Opinião mais concreta tem Patrícia Correia, diretora do Monte Santo Resort, no Algarve, que defende que esta nova forma de organizar feiras de turismo “é viável, até pelo custo significativamente mais baixo que representa nos cofres das empresas e que este ano é um fator de maior importância”. Por esse motivo, o resort algarvio conta participar nas edições virtuais das feiras onde habitualmente estaria presente de forma física.Já Luís Santos, diretor comercial da Turim Hotels, considera que a realização deste tipo de certames turísticos é viável, mas diz que tudo depende “da forma como o evento virtual é preparado”. “Refiro-me à facilidade de inscrição, de fazer upload dos dados de apresentação do “expositor virtual”, da seleção dos buyers e o agendar das reuniões. Só se torna efetivamente viável, se tudo isto for pensado e executado de uma forma que facilite a todos, sem grandes complicações de conectividade”, explica o responsável, que entende que esta “é uma nova via de fazer e participar em eventos que veio para ficar”.

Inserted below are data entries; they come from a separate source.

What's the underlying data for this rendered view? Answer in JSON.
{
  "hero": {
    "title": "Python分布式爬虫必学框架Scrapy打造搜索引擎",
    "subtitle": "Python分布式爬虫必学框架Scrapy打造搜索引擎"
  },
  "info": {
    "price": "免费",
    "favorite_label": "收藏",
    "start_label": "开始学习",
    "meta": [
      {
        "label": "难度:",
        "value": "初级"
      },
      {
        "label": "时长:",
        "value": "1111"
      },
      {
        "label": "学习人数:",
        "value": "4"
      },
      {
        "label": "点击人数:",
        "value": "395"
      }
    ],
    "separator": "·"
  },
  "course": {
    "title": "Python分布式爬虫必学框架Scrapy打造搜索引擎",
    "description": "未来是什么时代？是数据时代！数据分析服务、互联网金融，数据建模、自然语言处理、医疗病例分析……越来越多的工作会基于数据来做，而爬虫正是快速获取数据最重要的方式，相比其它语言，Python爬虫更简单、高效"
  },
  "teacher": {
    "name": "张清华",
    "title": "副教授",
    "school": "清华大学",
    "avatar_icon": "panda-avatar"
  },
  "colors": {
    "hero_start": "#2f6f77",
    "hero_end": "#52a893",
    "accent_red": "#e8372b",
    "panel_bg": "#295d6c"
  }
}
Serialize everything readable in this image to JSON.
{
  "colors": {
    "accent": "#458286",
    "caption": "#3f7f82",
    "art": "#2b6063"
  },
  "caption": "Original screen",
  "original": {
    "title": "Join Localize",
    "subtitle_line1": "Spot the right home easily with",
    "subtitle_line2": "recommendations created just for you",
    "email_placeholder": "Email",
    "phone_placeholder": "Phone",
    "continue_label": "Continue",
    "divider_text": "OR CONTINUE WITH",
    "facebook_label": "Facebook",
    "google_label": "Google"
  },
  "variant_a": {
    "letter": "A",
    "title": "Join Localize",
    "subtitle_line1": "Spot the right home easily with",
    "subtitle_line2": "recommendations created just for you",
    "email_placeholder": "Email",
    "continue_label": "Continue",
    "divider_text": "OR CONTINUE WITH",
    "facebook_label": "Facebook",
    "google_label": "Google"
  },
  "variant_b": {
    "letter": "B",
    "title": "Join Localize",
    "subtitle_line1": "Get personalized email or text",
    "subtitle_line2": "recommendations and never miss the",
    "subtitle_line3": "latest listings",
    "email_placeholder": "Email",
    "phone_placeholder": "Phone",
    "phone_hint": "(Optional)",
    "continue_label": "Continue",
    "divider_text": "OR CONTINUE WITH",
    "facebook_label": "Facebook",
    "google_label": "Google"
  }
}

Luís Santos revela que a Turim Hotels já participou até “em duas feiras no formato virtual e ambas tiveram uma organização 101% excelente”. “Tudo funcionou e todos buyers/suppliers participaram sem interrupções de ligação durante as conversas. Refiro-me à ATM do Dubai e à JATA no Japão. A WTM de Londres será a próxima”, acrescenta o diretor comercial da Turim Hotels, para quem, independentemente da forma de participação, “o importante depois, e como sempre, é o follow-up que cada um dá à reunião executada”.
Mas também existem desvantagens e a ausência do contacto humano nestas edições virtuais é a mais apontada pelas empresas ouvidas pelo Publituris. “A grande desvantagem é precisamente o contacto humano, que este ano não é possível, como se sabe. Entendemos as razões que levam estes eventos a adaptar os seus conteúdos a esta nova realidade, mas a hotelaria ainda é um negócio ‘de pessoas, para pessoas’”, aponta Patrícia Correia, referindo que o virtual não permite esse contacto, “mesmo com um bom suporte tecnológico”.
Luís Santos vai mais longe e, apesar de não encarar este impedimento como uma desvantagem, diz que “nada substitui o contato pessoal, o frente-a-frente com os parceiros e a convivência antes, durante e após a reunião”. “Esta é uma atividade de relacionamento humano. Independentemente das atuais plataformas de comunicação, de realização de eventos, que vieram também para nos facilitar a vida e a comunicação entre pessoas, esta é uma atividade de contactos face-to-face. Nada substitui o contato pessoal, o podermos estar frente-a-frente com os nossos parceiros. Foi, é e será assim esta nossa atividade. Não há desvantagens, chamaria de limitações ao que é a atividade do turismo”, conclui.